# Cleaning Data with PySpark - Part 1

## DataFrame details
A review of DataFrame fundamentals and the importance of data cleaning.

In [7]:
BUCKET = 'driven-actor-210609'

In [10]:
from pyspark.sql import SparkSession
import pyspark.sql.functions as F

In [4]:
spark = SparkSession.builder.getOrCreate()

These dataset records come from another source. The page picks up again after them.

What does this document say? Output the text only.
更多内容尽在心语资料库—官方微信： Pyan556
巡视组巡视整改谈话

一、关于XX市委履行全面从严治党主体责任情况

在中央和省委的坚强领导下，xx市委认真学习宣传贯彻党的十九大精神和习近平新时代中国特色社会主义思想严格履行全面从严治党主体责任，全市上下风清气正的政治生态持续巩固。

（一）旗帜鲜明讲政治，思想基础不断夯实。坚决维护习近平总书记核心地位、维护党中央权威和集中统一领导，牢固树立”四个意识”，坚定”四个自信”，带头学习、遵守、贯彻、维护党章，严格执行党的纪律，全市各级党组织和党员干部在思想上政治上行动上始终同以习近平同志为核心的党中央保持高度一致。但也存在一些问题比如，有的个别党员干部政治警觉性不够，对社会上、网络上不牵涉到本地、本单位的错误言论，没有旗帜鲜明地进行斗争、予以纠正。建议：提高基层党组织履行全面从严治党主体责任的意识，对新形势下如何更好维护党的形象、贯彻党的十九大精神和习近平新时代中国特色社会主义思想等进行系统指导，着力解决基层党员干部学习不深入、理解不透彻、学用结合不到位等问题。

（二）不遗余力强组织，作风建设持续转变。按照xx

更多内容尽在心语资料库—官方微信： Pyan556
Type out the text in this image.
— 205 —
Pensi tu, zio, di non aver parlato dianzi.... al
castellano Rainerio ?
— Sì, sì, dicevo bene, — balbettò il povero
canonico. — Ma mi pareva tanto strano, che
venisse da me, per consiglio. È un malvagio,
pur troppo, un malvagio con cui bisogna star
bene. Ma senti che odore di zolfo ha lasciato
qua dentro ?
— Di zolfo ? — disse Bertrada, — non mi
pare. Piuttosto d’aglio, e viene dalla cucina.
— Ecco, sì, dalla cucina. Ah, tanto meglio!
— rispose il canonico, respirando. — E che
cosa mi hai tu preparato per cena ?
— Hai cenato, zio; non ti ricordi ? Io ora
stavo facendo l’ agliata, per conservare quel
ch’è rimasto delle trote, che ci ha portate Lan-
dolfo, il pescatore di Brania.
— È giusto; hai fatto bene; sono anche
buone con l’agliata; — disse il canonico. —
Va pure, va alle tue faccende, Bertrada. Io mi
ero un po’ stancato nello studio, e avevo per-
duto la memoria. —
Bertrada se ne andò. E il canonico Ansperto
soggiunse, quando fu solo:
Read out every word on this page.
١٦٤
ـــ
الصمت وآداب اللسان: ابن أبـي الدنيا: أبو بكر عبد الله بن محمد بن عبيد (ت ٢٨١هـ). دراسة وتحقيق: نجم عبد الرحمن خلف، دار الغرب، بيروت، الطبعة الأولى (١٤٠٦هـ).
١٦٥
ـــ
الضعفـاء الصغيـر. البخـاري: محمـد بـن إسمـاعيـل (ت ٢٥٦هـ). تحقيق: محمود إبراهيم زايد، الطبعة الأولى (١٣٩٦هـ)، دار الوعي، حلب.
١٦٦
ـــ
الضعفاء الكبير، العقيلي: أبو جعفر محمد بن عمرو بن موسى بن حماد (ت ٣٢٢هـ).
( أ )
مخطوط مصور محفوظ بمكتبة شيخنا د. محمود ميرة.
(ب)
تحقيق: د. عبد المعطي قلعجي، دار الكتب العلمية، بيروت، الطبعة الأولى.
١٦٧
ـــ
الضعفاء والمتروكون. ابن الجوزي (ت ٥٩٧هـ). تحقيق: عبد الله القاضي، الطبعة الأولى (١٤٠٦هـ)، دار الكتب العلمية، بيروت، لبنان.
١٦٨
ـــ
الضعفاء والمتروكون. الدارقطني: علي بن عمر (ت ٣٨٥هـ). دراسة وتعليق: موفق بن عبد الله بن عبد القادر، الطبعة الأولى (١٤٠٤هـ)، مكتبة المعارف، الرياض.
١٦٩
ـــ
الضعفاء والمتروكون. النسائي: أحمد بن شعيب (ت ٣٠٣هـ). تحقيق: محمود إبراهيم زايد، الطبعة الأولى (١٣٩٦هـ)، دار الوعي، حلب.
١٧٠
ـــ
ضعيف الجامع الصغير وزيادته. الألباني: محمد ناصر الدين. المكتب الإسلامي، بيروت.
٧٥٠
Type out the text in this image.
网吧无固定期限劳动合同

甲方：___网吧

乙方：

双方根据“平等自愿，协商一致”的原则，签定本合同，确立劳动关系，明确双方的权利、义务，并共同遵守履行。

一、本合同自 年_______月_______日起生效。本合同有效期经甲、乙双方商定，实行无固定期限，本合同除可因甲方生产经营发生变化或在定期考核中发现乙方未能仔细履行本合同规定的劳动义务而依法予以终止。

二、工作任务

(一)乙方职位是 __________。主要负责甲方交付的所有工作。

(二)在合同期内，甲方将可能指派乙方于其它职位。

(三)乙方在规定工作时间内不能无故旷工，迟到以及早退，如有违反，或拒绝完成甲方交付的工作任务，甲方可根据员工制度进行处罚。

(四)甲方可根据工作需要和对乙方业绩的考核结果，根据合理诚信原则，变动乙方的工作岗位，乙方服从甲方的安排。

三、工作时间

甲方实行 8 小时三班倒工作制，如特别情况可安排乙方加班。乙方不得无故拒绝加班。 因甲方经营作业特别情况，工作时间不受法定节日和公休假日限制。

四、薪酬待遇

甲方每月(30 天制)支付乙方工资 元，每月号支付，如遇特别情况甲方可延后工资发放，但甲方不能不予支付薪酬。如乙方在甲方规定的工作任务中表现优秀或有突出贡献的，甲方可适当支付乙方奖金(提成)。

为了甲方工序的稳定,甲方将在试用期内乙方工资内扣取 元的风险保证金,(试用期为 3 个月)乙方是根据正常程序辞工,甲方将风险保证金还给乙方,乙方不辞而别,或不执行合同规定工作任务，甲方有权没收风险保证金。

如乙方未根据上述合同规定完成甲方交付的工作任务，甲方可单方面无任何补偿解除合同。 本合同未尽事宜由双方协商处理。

Setting default log level to "WARN".
To adjust logging level use sc.setLogLevel(newLevel). For SparkR, use setLogLevel(newLevel).
25/03/12 20:54:52 INFO SparkEnv: Registering MapOutputTracker
25/03/12 20:54:52 INFO SparkEnv: Registering BlockManagerMaster
25/03/12 20:54:53 INFO SparkEnv: Registering BlockManagerMasterHeartbeat
25/03/12 20:54:53 INFO SparkEnv: Registering OutputCommitCoordinator


### Defining a schema
Creating a defined schema helps with data quality and import performance. As mentioned during the lesson, we'll create a simple schema to read in the following columns:
- Name
- Age
- City

The Name and City columns are StringType() and the Age column is an IntegerType().

In [None]:
# Import the pyspark.sql.types library
from pyspark.sql.types import *

# Define a new schema using the StructType method
people_schema = StructType([
  # Define a StructField for each field
  StructField('name', StringType(), False),
  StructField('age', IntegerType(), False),
  StructField('city', StringType(), False)
])

# Load data with specific schema
people_df = spark.read.format('csv').load(name='rawdata.csv', schema=people_schema)

### Using lazy processing
Lazy processing operations will usually return in about the same amount of time regardless of the actual quantity of data. Remember that this is due to Spark not performing any transformations until an action is requested.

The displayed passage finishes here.